As I rewrite this lost post I am taking a different tone to the description since I don't think my last review gave the few of you who got to read the whole thing a real sense of the playfulness of this piece of literature.
Telling the story of Jennet Stearne is a scientific treatise written in Latin, Sir Isaac Newton's "Philosophiae Naturalis Principia Mathematica." As the story opens Jennet is studying science and philosophy with her beloved aunt. Her father is a noted witchfinder. Tragedy strikes when her aunt is accused of witchcraft and her father's zeal for his profession leads him to have her burned at the stake. Jennet spends the rest of her life trying to scientifically prove that demons do not exist in the rational world. Her destiny, it seems, is to end the witch trials forever. During her life she immigrates to America and interacts with a wide variety of famous personages including having a romance with no less than Ben Franklin although she always lets go of the people in her life in order to continue her quest.
The best thing about this book is that all of the events are conveyed with a slightly fantastical air to them that gives this book a slightly surreal edge.

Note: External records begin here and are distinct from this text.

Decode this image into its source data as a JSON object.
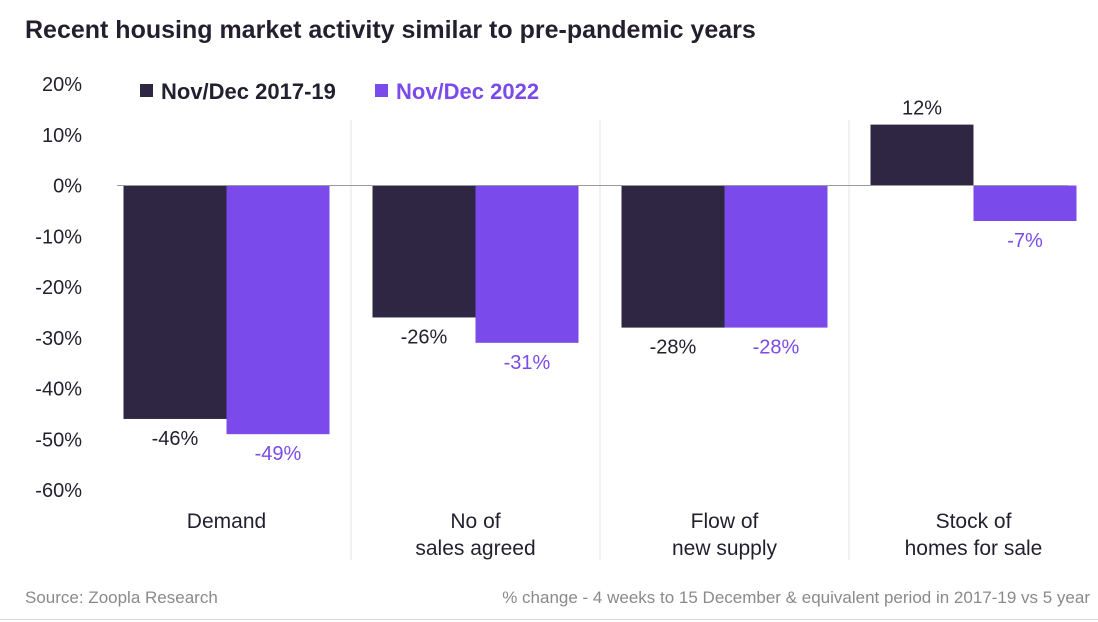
{
  "title": "Recent housing market activity similar to pre-pandemic years",
  "footer": {
    "source": "Source: Zoopla Research",
    "note": "% change - 4 weeks to 15 December & equivalent period in 2017-19 vs 5 year"
  },
  "colors": {
    "series_dark": "#2e2642",
    "series_purple": "#7a4bea",
    "label_dark": "#231f2e",
    "label_purple": "#7a4bea",
    "zero_line": "#9a9a9a",
    "separator": "#e6e6e6",
    "axis_text": "#231f2e"
  },
  "chart_data": {
    "type": "bar",
    "categories": [
      [
        "Demand"
      ],
      [
        "No of",
        "sales agreed"
      ],
      [
        "Flow of",
        "new supply"
      ],
      [
        "Stock of",
        "homes for sale"
      ]
    ],
    "series": [
      {
        "name": "Nov/Dec 2017-19",
        "values": [
          -46,
          -26,
          -28,
          12
        ],
        "labels": [
          "-46%",
          "-26%",
          "-28%",
          "12%"
        ]
      },
      {
        "name": "Nov/Dec 2022",
        "values": [
          -49,
          -31,
          -28,
          -7
        ],
        "labels": [
          "-49%",
          "-31%",
          "-28%",
          "-7%"
        ]
      }
    ],
    "ylim": [
      -60,
      20
    ],
    "yticks": [
      20,
      10,
      0,
      -10,
      -20,
      -30,
      -40,
      -50,
      -60
    ],
    "ytick_labels": [
      "20%",
      "10%",
      "0%",
      "-10%",
      "-20%",
      "-30%",
      "-40%",
      "-50%",
      "-60%"
    ],
    "legend_position": "top-left",
    "grid": false
  }
}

This is one of those books that would (in the normal course of things) cause me to go out and find biographies on Newton and Franklin as well as some of the works cited during the course of the book to see where fact leaves off and supposition begins. With my current reading constraints I can't do that so I will have to rely on my memory and say that, without doing some fact checking this book seems to be quite historically accurate and even the fantastical elements have elements of truth. The author also is quite clever and plays with words in humorous and inventive ways. I really enjoyed this book and recommend it for the more adventurous among you. (Being well-read doesn't hurt either.)